The long-simmering internal debate over political violence in Islamic cultures is swelling, with seminars like that one and a raft of newspaper columns breaking previous taboos by suggesting that the problem lies in the way Islam is being interpreted. On Saturday in Morocco, a major conference, attended by Secretary of State Colin L. Powell, will focus on increasing democracy and liberal principles in the Muslim world.
On one side of the discussion sit mostly secular intellectuals horrified by the gore joined by those ordinary Muslims dismayed by the ever more bloody image of Islam around the world. They are determined to find a way to wrestle the faith back from extremists. Basically the liberals seek to dilute what they criticize as the clerical monopoly on disseminating interpretations of the sacred texts.
Arrayed against them are powerful religious institutions like Al Azhar University, prominent clerics and a whole different class of scholars who argue that Islam is under assault by the West. Fighting back with any means possible is the sole defense available to a weaker victim, they say.
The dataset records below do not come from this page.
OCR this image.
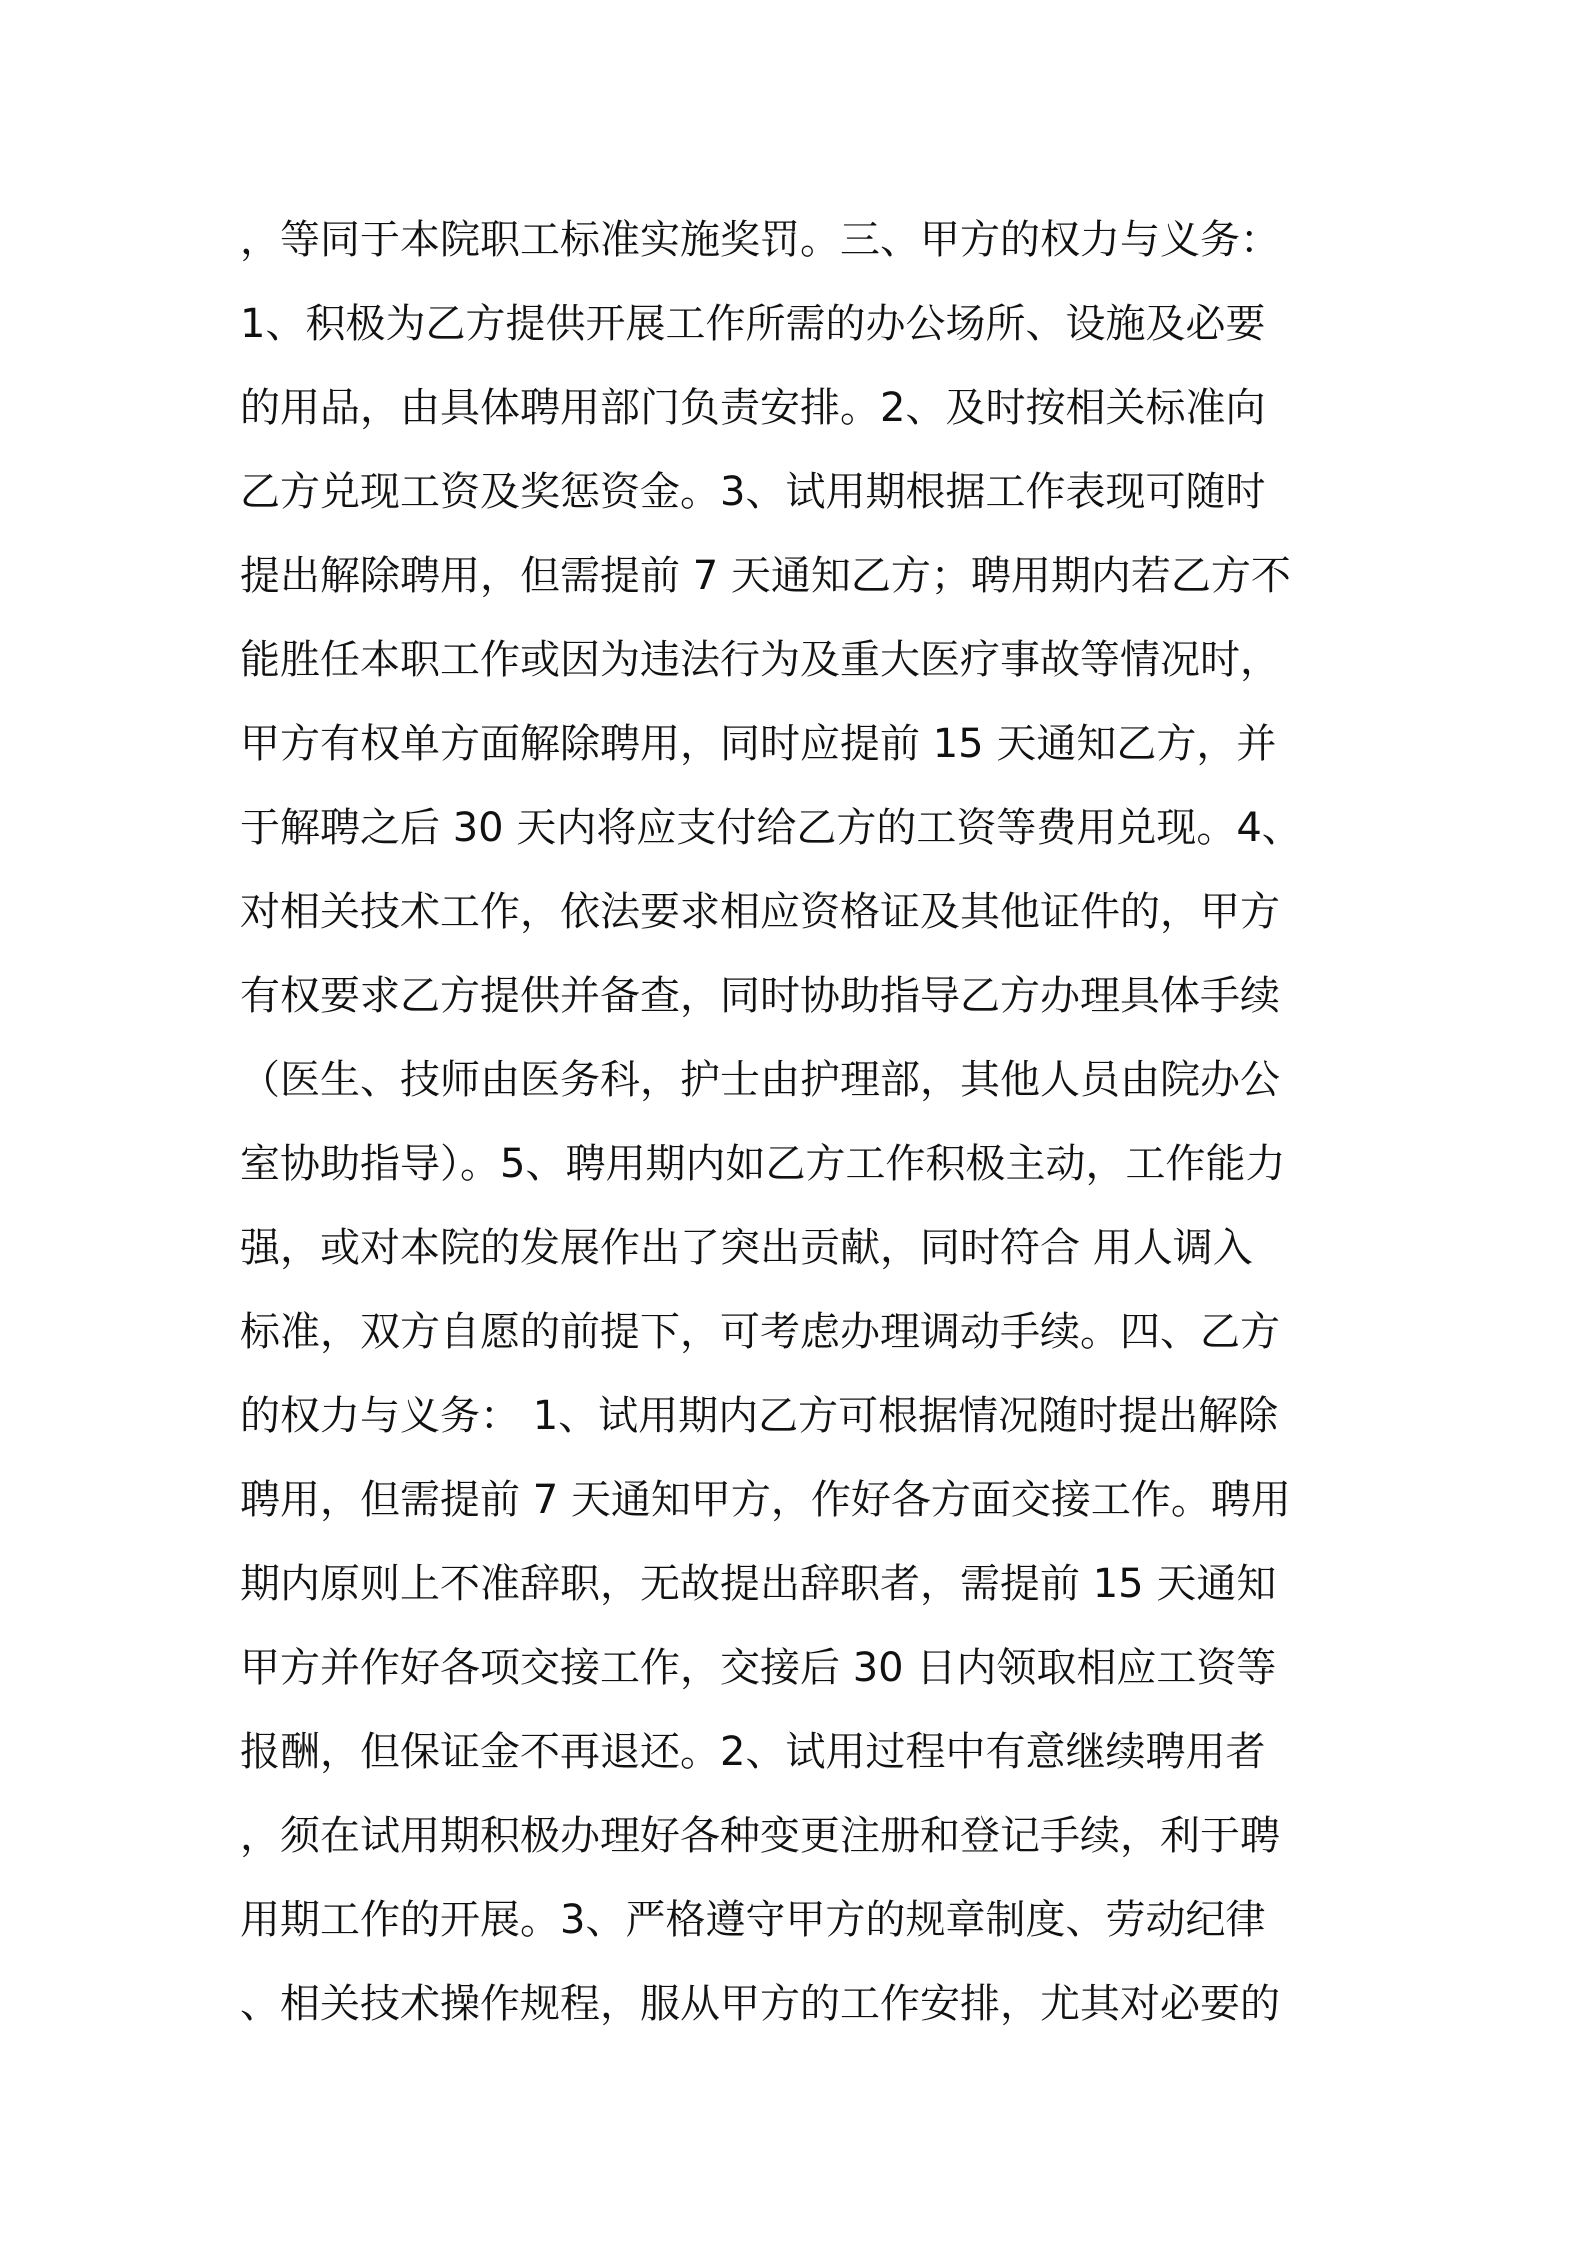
，等同于本院职工标准实施奖罚。三、甲方的权力与义务：
1、积极为乙方提供开展工作所需的办公场所、设施及必要
的用品，由具体聘用部门负责安排。2、及时按相关标准向
乙方兑现工资及奖惩资金。3、试用期根据工作表现可随时
提出解除聘用，但需提前 7 天通知乙方；聘用期内若乙方不
能胜任本职工作或因为违法行为及重大医疗事故等情况时，
甲方有权单方面解除聘用，同时应提前 15 天通知乙方，并
于解聘之后 30 天内将应支付给乙方的工资等费用兑现。4、
对相关技术工作，依法要求相应资格证及其他证件的，甲方
有权要求乙方提供并备查，同时协助指导乙方办理具体手续
（医生、技师由医务科，护士由护理部，其他人员由院办公
室协助指导）。5、聘用期内如乙方工作积极主动，工作能力
强，或对本院的发展作出了突出贡献，同时符合 用人调入
标准，双方自愿的前提下，可考虑办理调动手续。四、乙方
的权力与义务： 1、试用期内乙方可根据情况随时提出解除
聘用，但需提前 7 天通知甲方，作好各方面交接工作。聘用
期内原则上不准辞职，无故提出辞职者，需提前 15 天通知
甲方并作好各项交接工作，交接后 30 日内领取相应工资等
报酬，但保证金不再退还。2、试用过程中有意继续聘用者
，须在试用期积极办理好各种变更注册和登记手续，利于聘
用期工作的开展。3、严格遵守甲方的规章制度、劳动纪律
、相关技术操作规程，服从甲方的工作安排，尤其对必要的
The debate, which can be heard in the Middle East, North Africa and South Asia, is driven primarily by carnage in Iraq. The hellish stream of images of American soldiers attacking mosques and other targets are juxtaposed with those of Abu Musab al-Zarqawi beheading civilian victims on his home videos as a Koranic verse including the line "Smite at their necks" scrolls underneath.
I don't think that this debate is essentially about the Iraq war or provoked by it -- that's just a subset of it, and perhaps a distracting one considering that from an Arab (and international) standpoint the war was after illegal. There are, for instance, organizations in Italy (old-style communists mostly) who are encouraging the Iraqi insurgency as legitimate resistance.
But the problem to a deeper rethinking about the liturgy of Islam has more to do with a fossilized and increasingly irrelevant institutionalized Islam such as that of Al Azhar.